このヘレンにならば……きっと私は処刑されずに済む。214回目の斬首刑はなさそうだと考えると、本当に嬉しかった。
「では、正直にお話します。私には……愛している人がいるのです」
このヘレンになら伝えてもいいと思った。むしろ、こちらからはヘレンの邪魔をするつもりはないと、伝えておかなければ。
「幼い時に離れ離れになって、今はどちらにいらっしゃるのか、そもそも生きていらっしゃるのかも分からないお方です。私はその人と結ばれる為に、ずっと婚約のお話はお断りしていました」
真っ直ぐにヘレンの瞳を見つめ、続きを話していく。
「相手が王族であったとしても、私は決して縦に首は振りません。結婚を強制され逃げられないのであれば、私は自害を選ぶでしょう。……それくらいの覚悟を持って、愛している人がいます。だから貴女のバートン様を奪ったり、邪魔をするつもりは全くありません」
「邪魔をするつもりが無くたって、邪魔なのよ。だって周りの皆んなが、勝手に比べてくるんだもの!」
ヘレンが言いたいことはよく分かる。私が邪魔をするつもりがなくとも、結局のところ関係ないのだ。
「じゃあなんでそんなに真面目に完璧なお姫様やっているのよ! 良い男を捕まえたいからやってるんじゃないわけ!?」
「貴族として真面目に職務をこなすのも、常に前を向いて背筋を伸ばすのも全て、そのお方が好いてくれた姿でありたいから。……本当の私は、民なんて二の次で愛する人の事を優先してしまう、人の上に立つのには不向きな人間です」
実際に、以前の私はヴェストリスの事を見限った。クロノス様と2人で暮らす幸せを選択して。
「だから、私からしても邪魔なんです。貴女を比較対象に出してきて、私を王宮に取り込もうとする人達が。お願いですから、愛する人を探す邪魔をしないでください」
共通の敵を持つ者は、味方。その理屈で説得すれば、きっと伝わると思った。
「……相手の名前教えなさいよ」
「当時はクロノス様とお呼びしておりました。今も同じお名前なのか、そもそもこの世にいらっしゃるのかも分かりませんが」
ドロシーにも教えていなかったクロノス様のお名前を、このヘレンにだけは教えることにした。言わないと信じてもらえ無さそうだったし、失礼かもしれないがあまり教養のないヘレンなら言っても大した問題にはならないだろうと考えたからだ。
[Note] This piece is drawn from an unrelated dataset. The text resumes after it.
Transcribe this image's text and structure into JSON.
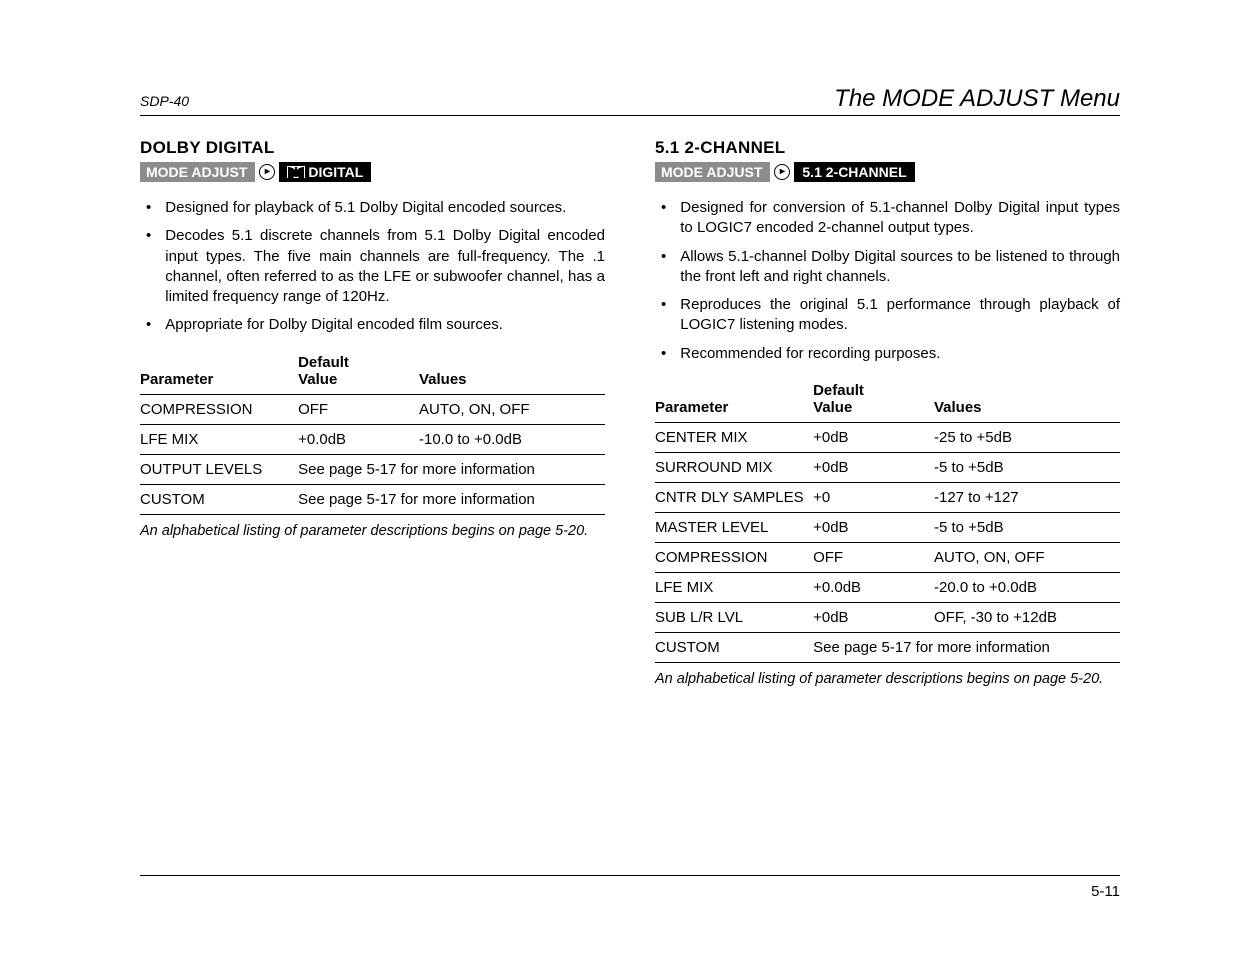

「……それこそ聖女の力でどうにかなるじゃないの。さっきはよくも奇跡を起こしたい事は無いなんて言ったわね?」
ヘレンがこちらに歩み寄ってきて、グイッと私のドレスの胸元を掴む。
「力、かけてあげるからさっさと相手見つけて来なさいよ。これで見つからなかったらチャンス無しだから諦める事ね。で、私の前からさっさと消えてくれる? それが一番お互いにとって良いでしょ」
「そう……ですわね。先程は嘘をついてごめんなさい。家族にも隠していた事だから、咄嗟に誤魔化してしまったの」
まさかヘレンに言う事になるとは全く考えていなかったけれども。
素直に謝ると「まぁいいわ。そんな話公にしたら、家に軟禁されたっておかしくないご身分だろうから」と納得してくれ、掴まれていた胸元のドレスも離される。そしてその手を今度は私の肩の上に乗せた。そこから少し温かい力が伝わってきたと同時にあたりに眩い光が放たれる。
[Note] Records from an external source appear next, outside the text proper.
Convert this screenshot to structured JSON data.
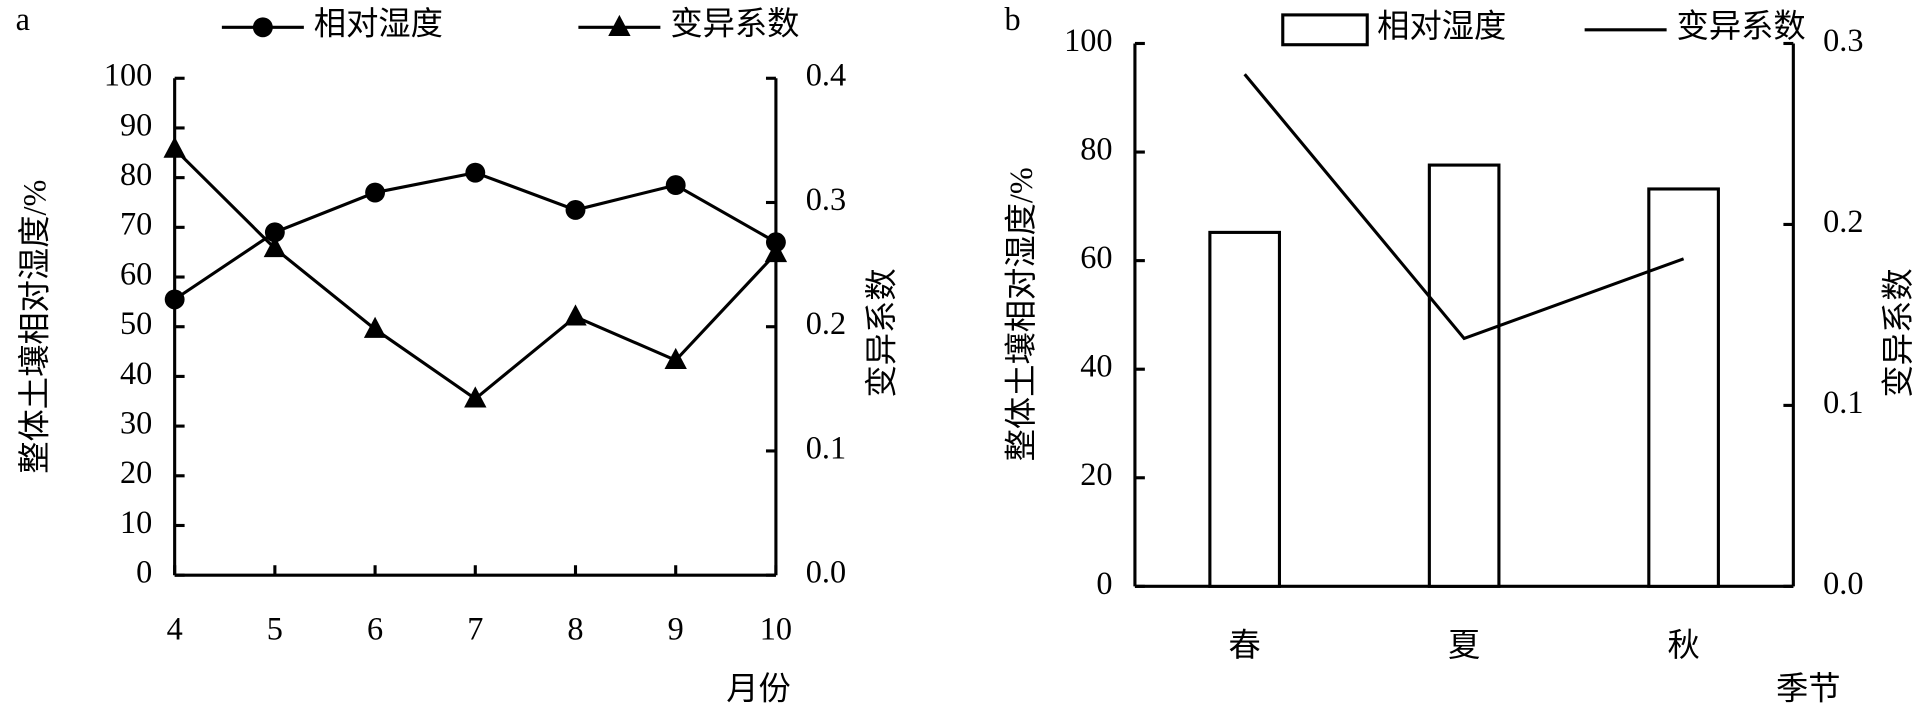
{
  "chart_data": [
    {
      "type": "line",
      "panel": "a",
      "xlabel": "月份",
      "ylabel": "整体土壤相对湿度/%",
      "y2label": "变异系数",
      "x": [
        4,
        5,
        6,
        7,
        8,
        9,
        10
      ],
      "xlim": [
        4,
        10
      ],
      "xticks": [
        4,
        5,
        6,
        7,
        8,
        9,
        10
      ],
      "ylim": [
        0,
        100
      ],
      "yticks": [
        0,
        10,
        20,
        30,
        40,
        50,
        60,
        70,
        80,
        90,
        100
      ],
      "y2lim": [
        0,
        0.4
      ],
      "y2ticks": [
        {
          "value": 0,
          "label": "0.0"
        },
        0.1,
        0.2,
        0.3,
        0.4
      ],
      "series": [
        {
          "name": "相对湿度",
          "color": "#000000",
          "marker": "circle",
          "values": [
            55.5,
            69,
            77,
            81,
            73.5,
            78.5,
            67
          ]
        },
        {
          "name": "变异系数",
          "color": "#000000",
          "marker": "triangle",
          "axis": "y2",
          "values": [
            0.343,
            0.263,
            0.198,
            0.142,
            0.208,
            0.173,
            0.259
          ]
        }
      ]
    },
    {
      "type": "bar",
      "panel": "b",
      "xlabel": "季节",
      "ylabel": "整体土壤相对湿度/%",
      "y2label": "变异系数",
      "categories": [
        "春",
        "夏",
        "秋"
      ],
      "ylim": [
        0,
        100
      ],
      "yticks": [
        0,
        20,
        40,
        60,
        80,
        100
      ],
      "y2lim": [
        0,
        0.3
      ],
      "y2ticks": [
        {
          "value": 0,
          "label": "0.0"
        },
        0.1,
        0.2,
        0.3
      ],
      "series": [
        {
          "name": "相对湿度",
          "color": "#000000",
          "values": [
            65.2,
            77.6,
            73.2
          ]
        },
        {
          "name": "变异系数",
          "color": "#000000",
          "type": "line",
          "axis": "y2",
          "values": [
            0.283,
            0.137,
            0.181
          ]
        }
      ]
    }
  ]
}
……これで、やっとクロノス様にお会いできるのかしら? そう考えながら目を閉じる。
「は? ……なんでまともにかからないのよ」
光がおさまり目を開けると、奇妙な顔でこちらを見てくるヘレンがいた。信じられないといった様子で、今度は両手を私の肩の上に置いて、もう一度聖女の力を私にかけようとするのだが。
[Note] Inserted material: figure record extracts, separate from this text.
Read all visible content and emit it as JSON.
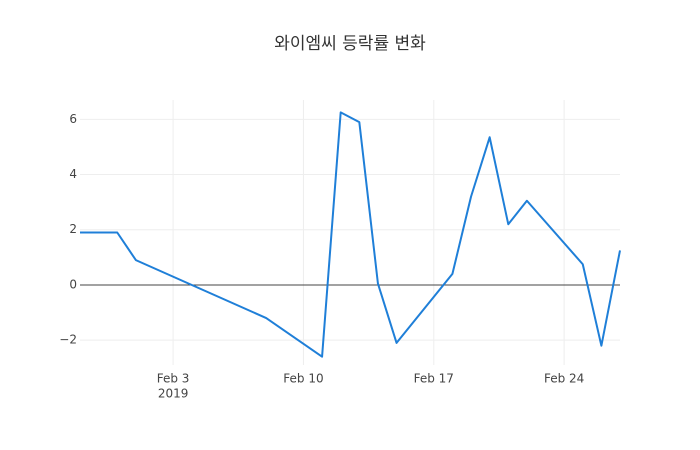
{
  "chart_data": {
    "type": "line",
    "title": "와이엠씨 등락률 변화",
    "x": [
      "2019-01-29",
      "2019-01-31",
      "2019-02-01",
      "2019-02-08",
      "2019-02-11",
      "2019-02-12",
      "2019-02-13",
      "2019-02-14",
      "2019-02-15",
      "2019-02-18",
      "2019-02-19",
      "2019-02-20",
      "2019-02-21",
      "2019-02-22",
      "2019-02-25",
      "2019-02-26",
      "2019-02-27"
    ],
    "series": [
      {
        "color": "#1f7fd8",
        "values": [
          1.9,
          1.9,
          0.9,
          -1.2,
          -2.6,
          6.25,
          5.9,
          0.05,
          -2.1,
          0.4,
          3.2,
          5.35,
          2.2,
          3.05,
          0.75,
          -2.2,
          1.25
        ]
      }
    ],
    "xlim": [
      "2019-01-29",
      "2019-02-27"
    ],
    "xticks": [
      {
        "value": "2019-02-03",
        "label": "Feb 3"
      },
      {
        "value": "2019-02-10",
        "label": "Feb 10"
      },
      {
        "value": "2019-02-17",
        "label": "Feb 17"
      },
      {
        "value": "2019-02-24",
        "label": "Feb 24"
      }
    ],
    "xtick_year_label": "2019",
    "ylim": [
      -2.9,
      6.7
    ],
    "yticks": [
      {
        "value": -2,
        "label": "−2"
      },
      0,
      2,
      4,
      6
    ],
    "grid": true,
    "zeroline": true
  }
}
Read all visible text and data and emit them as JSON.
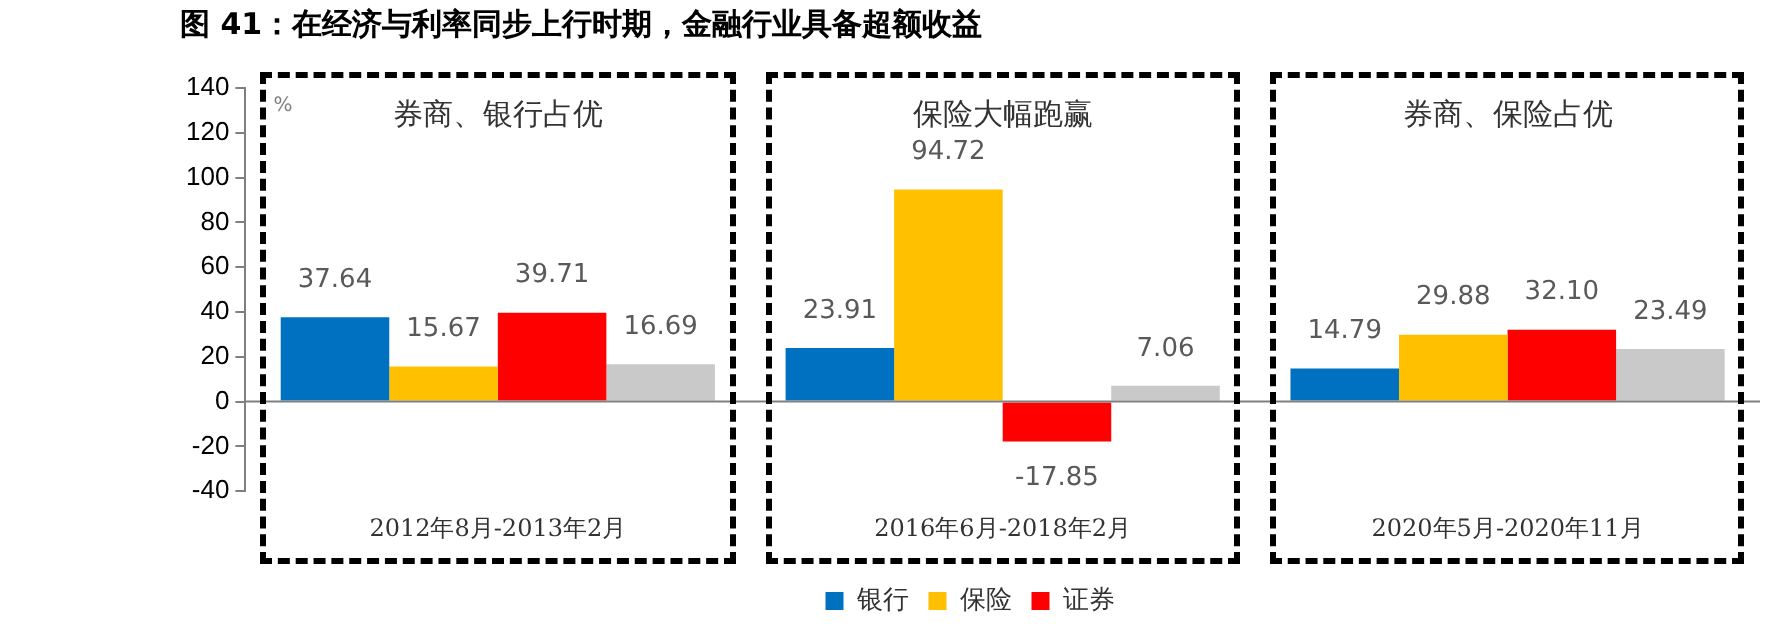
{
  "chart_data": {
    "type": "bar",
    "title": "图 41：在经济与利率同步上行时期，金融行业具备超额收益",
    "ylabel": "%",
    "categories": [
      "2012年8月-2013年2月",
      "2016年6月-2018年2月",
      "2020年5月-2020年11月"
    ],
    "series": [
      {
        "name": "银行",
        "color": "#0070c0",
        "values": [
          37.64,
          23.91,
          14.79
        ],
        "value_labels": [
          "37.64",
          "23.91",
          "14.79"
        ]
      },
      {
        "name": "保险",
        "color": "#ffc000",
        "values": [
          15.67,
          94.72,
          29.88
        ],
        "value_labels": [
          "15.67",
          "94.72",
          "29.88"
        ]
      },
      {
        "name": "证券",
        "color": "#ff0000",
        "values": [
          39.71,
          -17.85,
          32.1
        ],
        "value_labels": [
          "39.71",
          "-17.85",
          "32.10"
        ]
      },
      {
        "color": "#c9c9c9",
        "values": [
          16.69,
          7.06,
          23.49
        ],
        "value_labels": [
          "16.69",
          "7.06",
          "23.49"
        ]
      }
    ],
    "annotations": [
      "券商、银行占优",
      "保险大幅跑赢",
      "券商、保险占优"
    ],
    "ylim": [
      -40,
      140
    ],
    "yticks": [
      -40,
      -20,
      0,
      20,
      40,
      60,
      80,
      100,
      120,
      140
    ],
    "legend": "bottom"
  }
}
……ただ光るだけで、どうやら上手くかからないらしい。
「もしかして、チャンス無し……という事でしょうか」
2回も失敗するということは、そういう事なのではないだろうか。ショックで思わず語尾が震える。
「チャンス無しならそもそも光らないから違うわ。こんな事今まで無かったのに……まるで何かに弾き返されているような」
以前私が聖女だったときであれば「聖女の力同士で反発しているのかな」程度に考えたかもしれないが。今の私は普通の人間だ。
「ねぇ貴女、本当にこの世の人間? その体凄く違和感があるんだけど」
ヘレンのまさかの発言に、すぐに返す言葉が見つからなかった。